With learning by doing, you’ll put theory straight into practice and develop an intuitive understanding. No programming skills are required — just jump in for an exciting learning experience!
7. School Gets AI
This course is aimed at teachers and teaching students, especially those from non-STEM subjects in secondary education (grades 5–13). With "School Gets AI," you’ll learn in just a few hours how to explain AI tools in the classroom.
No prior knowledge of AI? No problem! The course is well-suited for teachers for whom AI is still uncharted territory.
Junge Tüftler and Fraunhofer IAIS give you a playful introduction to the basics of AI and machine learning. You’ll explore the relevance and opportunities of current AI applications in your students’ daily lives and learn methods to help them use generative AI tools critically and independently.
8. AIce Your Exams – Generative AI as Copilot in School and University Life
According to the FAZ, “AIce Your Exams” is one of the best introductory courses on generative AI. Developed and delivered by students at the Technical University of Munich, the course focuses on relevant applications of generative AI in academic settings and its use for personal learning in school and university.
You’ll dive into prompt engineering for tools like ChatGPT and learn diverse methods to improve language model outputs for your own everyday use. The course also covers the impact of generative AI on learning and society.
9. Prompt Lab Higher Education 2.0
How do generative AI tools work, and what makes them different? What can I use prompting for in teaching and exams, and what should I keep in mind? How do I know if my prompts yield high-quality results? How can I create my own GPTs?
The Prompt Lab by KI Campus and the Hochschulforum Digitalisierung (HFD) shows university instructors how to evaluate, select, and use generative AI tools productively for their purposes.

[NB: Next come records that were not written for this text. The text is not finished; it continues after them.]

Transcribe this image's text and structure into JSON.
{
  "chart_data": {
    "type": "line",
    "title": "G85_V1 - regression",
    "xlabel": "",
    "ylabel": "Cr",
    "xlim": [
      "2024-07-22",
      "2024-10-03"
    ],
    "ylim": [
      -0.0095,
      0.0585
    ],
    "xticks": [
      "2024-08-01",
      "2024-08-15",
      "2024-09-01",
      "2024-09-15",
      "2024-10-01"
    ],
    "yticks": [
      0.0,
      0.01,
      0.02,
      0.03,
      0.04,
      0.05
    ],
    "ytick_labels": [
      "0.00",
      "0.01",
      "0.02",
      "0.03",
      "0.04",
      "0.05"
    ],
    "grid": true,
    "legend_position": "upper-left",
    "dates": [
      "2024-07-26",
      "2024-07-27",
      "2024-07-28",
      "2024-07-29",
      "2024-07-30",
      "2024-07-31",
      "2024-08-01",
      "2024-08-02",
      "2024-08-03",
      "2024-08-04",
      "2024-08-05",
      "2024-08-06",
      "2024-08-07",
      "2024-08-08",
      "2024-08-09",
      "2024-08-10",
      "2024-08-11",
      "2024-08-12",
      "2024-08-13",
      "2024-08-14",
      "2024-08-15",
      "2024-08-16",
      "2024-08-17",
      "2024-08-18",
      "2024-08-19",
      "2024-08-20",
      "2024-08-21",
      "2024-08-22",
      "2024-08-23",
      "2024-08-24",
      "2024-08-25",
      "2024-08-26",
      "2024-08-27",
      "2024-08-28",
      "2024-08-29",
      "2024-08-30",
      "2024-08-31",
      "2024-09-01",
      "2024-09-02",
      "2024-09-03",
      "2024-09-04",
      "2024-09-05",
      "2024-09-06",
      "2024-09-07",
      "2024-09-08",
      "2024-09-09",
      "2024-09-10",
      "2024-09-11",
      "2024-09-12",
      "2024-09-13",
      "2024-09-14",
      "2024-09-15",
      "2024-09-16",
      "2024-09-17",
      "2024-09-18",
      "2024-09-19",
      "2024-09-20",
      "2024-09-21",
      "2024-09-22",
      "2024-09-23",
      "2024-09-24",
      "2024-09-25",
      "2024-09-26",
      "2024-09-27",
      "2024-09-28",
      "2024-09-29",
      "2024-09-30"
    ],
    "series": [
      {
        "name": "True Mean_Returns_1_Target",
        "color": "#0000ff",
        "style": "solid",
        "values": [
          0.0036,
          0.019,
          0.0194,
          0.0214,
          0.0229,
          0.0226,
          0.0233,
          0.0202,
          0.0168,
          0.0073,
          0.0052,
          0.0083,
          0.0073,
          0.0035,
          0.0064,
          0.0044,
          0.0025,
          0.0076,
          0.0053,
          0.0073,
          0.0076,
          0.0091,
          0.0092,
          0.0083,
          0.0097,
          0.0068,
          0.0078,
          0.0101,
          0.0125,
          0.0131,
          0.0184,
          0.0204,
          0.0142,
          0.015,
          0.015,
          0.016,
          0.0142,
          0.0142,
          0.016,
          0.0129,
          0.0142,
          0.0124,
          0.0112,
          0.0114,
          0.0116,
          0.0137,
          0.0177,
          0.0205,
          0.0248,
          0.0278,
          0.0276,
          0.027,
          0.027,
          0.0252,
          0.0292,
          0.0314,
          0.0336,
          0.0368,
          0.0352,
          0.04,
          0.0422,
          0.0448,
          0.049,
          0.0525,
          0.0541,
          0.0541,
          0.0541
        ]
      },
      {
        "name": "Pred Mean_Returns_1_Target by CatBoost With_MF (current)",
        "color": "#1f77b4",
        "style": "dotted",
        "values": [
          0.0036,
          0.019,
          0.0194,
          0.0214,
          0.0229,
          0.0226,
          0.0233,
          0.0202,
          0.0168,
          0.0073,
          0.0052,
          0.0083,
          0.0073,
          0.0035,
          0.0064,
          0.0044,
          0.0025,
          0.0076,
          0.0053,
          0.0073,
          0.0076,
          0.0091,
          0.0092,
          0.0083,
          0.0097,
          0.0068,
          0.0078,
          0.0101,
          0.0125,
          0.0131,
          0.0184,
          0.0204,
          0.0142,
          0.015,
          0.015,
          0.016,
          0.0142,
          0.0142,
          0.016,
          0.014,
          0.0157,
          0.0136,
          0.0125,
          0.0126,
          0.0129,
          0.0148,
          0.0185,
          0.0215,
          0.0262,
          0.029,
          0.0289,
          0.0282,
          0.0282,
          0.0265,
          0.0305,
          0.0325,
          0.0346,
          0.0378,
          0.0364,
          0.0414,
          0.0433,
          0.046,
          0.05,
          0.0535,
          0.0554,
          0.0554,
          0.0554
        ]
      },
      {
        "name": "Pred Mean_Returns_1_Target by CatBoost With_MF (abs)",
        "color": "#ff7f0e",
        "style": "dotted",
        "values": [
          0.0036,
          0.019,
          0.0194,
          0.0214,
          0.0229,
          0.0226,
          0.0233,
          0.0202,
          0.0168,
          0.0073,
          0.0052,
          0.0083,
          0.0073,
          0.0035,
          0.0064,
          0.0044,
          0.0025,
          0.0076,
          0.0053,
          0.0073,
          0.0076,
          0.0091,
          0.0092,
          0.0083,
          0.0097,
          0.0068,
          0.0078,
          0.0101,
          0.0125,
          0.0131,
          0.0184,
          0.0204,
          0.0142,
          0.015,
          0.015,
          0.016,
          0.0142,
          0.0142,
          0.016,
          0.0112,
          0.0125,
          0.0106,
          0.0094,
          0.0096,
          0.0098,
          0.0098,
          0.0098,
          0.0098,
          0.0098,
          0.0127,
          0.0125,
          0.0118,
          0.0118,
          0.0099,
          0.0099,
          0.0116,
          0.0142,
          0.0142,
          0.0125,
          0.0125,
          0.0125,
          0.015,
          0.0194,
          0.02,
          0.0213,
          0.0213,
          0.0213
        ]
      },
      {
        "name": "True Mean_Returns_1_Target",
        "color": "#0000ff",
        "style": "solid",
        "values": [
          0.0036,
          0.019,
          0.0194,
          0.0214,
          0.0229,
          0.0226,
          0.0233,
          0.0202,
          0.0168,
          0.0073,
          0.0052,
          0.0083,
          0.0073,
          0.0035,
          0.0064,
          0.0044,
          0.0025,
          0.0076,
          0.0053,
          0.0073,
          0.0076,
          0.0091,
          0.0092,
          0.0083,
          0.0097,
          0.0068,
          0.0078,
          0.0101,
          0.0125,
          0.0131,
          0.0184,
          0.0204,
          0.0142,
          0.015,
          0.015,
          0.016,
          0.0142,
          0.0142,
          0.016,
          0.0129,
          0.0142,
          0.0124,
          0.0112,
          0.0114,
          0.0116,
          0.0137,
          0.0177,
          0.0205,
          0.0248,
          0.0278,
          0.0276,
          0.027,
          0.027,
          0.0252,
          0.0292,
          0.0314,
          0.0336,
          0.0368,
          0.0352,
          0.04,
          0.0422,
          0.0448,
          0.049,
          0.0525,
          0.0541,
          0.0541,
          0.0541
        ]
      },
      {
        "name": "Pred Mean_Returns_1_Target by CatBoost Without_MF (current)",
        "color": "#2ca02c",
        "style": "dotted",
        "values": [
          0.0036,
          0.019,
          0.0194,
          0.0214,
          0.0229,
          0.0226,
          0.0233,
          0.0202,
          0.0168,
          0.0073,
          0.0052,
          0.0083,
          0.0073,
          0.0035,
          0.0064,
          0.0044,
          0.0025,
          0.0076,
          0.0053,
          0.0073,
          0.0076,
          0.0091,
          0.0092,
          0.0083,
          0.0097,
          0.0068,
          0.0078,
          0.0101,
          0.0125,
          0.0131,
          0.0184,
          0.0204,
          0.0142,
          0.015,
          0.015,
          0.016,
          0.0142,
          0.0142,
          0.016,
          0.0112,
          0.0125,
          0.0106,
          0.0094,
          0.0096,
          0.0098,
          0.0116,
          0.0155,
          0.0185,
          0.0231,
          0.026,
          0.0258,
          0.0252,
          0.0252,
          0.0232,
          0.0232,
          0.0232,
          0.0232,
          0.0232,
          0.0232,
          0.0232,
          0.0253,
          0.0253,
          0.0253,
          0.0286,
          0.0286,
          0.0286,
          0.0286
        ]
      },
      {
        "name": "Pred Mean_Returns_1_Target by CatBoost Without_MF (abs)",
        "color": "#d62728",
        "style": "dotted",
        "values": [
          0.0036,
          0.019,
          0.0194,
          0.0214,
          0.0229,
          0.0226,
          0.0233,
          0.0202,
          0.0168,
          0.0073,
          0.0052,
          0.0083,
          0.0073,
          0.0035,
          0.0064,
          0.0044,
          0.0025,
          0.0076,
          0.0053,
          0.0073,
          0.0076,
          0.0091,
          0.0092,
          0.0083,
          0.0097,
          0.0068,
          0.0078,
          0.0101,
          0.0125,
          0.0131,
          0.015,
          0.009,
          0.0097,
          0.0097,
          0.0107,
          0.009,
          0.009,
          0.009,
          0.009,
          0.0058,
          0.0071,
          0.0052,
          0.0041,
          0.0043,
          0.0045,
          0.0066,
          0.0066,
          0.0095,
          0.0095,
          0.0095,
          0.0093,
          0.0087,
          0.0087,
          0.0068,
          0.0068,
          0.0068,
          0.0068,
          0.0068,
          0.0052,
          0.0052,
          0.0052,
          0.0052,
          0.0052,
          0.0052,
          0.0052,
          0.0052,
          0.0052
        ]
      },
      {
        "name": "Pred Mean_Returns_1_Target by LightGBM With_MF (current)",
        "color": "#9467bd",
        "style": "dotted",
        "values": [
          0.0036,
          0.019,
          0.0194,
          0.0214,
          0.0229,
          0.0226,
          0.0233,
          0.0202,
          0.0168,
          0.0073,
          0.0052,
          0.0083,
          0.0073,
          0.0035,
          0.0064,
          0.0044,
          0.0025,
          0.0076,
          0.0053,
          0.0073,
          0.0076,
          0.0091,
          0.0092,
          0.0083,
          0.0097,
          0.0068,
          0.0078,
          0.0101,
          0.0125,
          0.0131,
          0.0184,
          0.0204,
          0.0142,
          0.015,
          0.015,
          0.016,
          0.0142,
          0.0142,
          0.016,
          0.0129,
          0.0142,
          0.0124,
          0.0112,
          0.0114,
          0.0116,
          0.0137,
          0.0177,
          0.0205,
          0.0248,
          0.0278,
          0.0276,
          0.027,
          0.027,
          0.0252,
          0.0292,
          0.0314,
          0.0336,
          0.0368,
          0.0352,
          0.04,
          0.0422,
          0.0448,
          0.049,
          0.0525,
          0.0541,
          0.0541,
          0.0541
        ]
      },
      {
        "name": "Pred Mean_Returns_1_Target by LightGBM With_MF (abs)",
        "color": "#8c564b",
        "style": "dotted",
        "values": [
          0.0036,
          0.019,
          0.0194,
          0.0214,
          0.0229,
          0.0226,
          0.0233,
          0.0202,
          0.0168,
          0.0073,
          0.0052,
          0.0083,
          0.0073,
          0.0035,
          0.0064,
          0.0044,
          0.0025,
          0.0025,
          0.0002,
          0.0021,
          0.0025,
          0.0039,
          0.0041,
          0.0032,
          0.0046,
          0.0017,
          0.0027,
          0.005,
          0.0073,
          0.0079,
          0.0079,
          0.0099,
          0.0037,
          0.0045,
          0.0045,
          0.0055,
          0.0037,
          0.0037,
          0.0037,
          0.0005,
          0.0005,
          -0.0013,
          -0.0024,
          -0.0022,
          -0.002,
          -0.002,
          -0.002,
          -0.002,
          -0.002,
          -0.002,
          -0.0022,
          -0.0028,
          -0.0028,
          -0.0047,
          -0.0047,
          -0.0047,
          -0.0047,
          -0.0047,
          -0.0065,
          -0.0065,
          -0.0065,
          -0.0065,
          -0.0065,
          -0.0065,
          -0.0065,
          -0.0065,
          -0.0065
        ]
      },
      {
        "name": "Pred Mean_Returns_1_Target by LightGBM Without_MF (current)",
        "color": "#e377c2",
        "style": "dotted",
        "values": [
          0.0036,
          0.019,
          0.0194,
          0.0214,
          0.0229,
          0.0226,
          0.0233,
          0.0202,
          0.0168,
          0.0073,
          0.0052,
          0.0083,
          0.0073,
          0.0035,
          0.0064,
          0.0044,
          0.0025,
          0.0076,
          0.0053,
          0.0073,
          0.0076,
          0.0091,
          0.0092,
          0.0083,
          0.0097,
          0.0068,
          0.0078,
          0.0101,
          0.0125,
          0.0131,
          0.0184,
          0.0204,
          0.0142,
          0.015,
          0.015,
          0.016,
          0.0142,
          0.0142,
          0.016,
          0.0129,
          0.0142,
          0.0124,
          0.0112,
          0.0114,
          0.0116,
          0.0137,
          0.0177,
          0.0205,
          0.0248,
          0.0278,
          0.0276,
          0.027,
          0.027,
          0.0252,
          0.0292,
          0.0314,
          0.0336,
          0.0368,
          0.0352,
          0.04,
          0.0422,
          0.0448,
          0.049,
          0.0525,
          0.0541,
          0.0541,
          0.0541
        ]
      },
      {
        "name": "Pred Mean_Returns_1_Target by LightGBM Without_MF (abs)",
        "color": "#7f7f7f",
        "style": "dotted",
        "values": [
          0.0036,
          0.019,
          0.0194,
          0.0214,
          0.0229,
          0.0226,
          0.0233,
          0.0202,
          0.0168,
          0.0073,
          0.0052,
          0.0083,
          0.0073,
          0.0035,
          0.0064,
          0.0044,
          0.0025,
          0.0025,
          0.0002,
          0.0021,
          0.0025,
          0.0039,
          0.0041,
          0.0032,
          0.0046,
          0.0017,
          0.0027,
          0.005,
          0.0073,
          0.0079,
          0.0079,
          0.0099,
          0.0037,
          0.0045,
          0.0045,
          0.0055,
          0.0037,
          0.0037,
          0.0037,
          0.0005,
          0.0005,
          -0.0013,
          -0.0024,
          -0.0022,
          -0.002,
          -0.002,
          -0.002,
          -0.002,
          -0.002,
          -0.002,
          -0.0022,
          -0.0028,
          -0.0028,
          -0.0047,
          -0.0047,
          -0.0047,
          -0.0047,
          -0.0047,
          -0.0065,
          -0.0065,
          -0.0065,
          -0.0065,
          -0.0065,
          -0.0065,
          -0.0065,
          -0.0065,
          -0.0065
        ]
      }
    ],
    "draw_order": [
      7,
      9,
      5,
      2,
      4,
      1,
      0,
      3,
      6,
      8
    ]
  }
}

You’ll learn to assess how generative AI works, its limitations, and its risks based on practical examples from higher education.
In addition to the online course, we offer, together with HFD, the “Prompt Retros”, an online event series for direct exchange around prompting in higher education teaching.
10. Dr. med. AI – Basics
AI is also becoming increasingly relevant in the field of medicine. AI is used in symptom checker apps, in disease detection, and even in operating rooms. In “Dr. med. AI” from Charité and the Stifterverband, you’ll find answers to questions such as: What does generative AI mean for medicine? Why is data so important? How can AI assist in better diagnoses of diseases like cancer? Ethical and legal questions are also covered.

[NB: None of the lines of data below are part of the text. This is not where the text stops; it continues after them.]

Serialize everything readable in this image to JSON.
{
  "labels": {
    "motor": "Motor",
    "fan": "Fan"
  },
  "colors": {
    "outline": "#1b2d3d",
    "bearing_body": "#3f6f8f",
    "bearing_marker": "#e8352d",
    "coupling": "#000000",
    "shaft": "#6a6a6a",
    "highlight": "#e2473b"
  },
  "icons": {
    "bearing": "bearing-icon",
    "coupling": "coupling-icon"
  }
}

Our courses in the “Dr. med. AI” series are even recognized by medical boards and used for medical continuing education. But don’t worry — the basics course is easy to understand even without medical knowledge and provides fascinating insights for anyone interested in the use of AI in medicine.
Selecting the Right AI Course and Earning a Certificate
We hope our ten highlights make it easier for you to embark on your learning journey on KI Campus. One last tip: all courses provide certificates that you can use, for example, as proof of your AI skills in your CV. We’re always delighted when you share your certificates and transcripts on LinkedIn — so we can celebrate your learning success together!

Lucas Laux is responsible for public relations for the AI Campus and the Future Skills & AI program area at Stifterverband. He studied media studies at Humboldt-Universität zu Berlin (M.A.) and at the University of Passau (B.A.). His focus is on topics at the intersection of technology, education, and culture.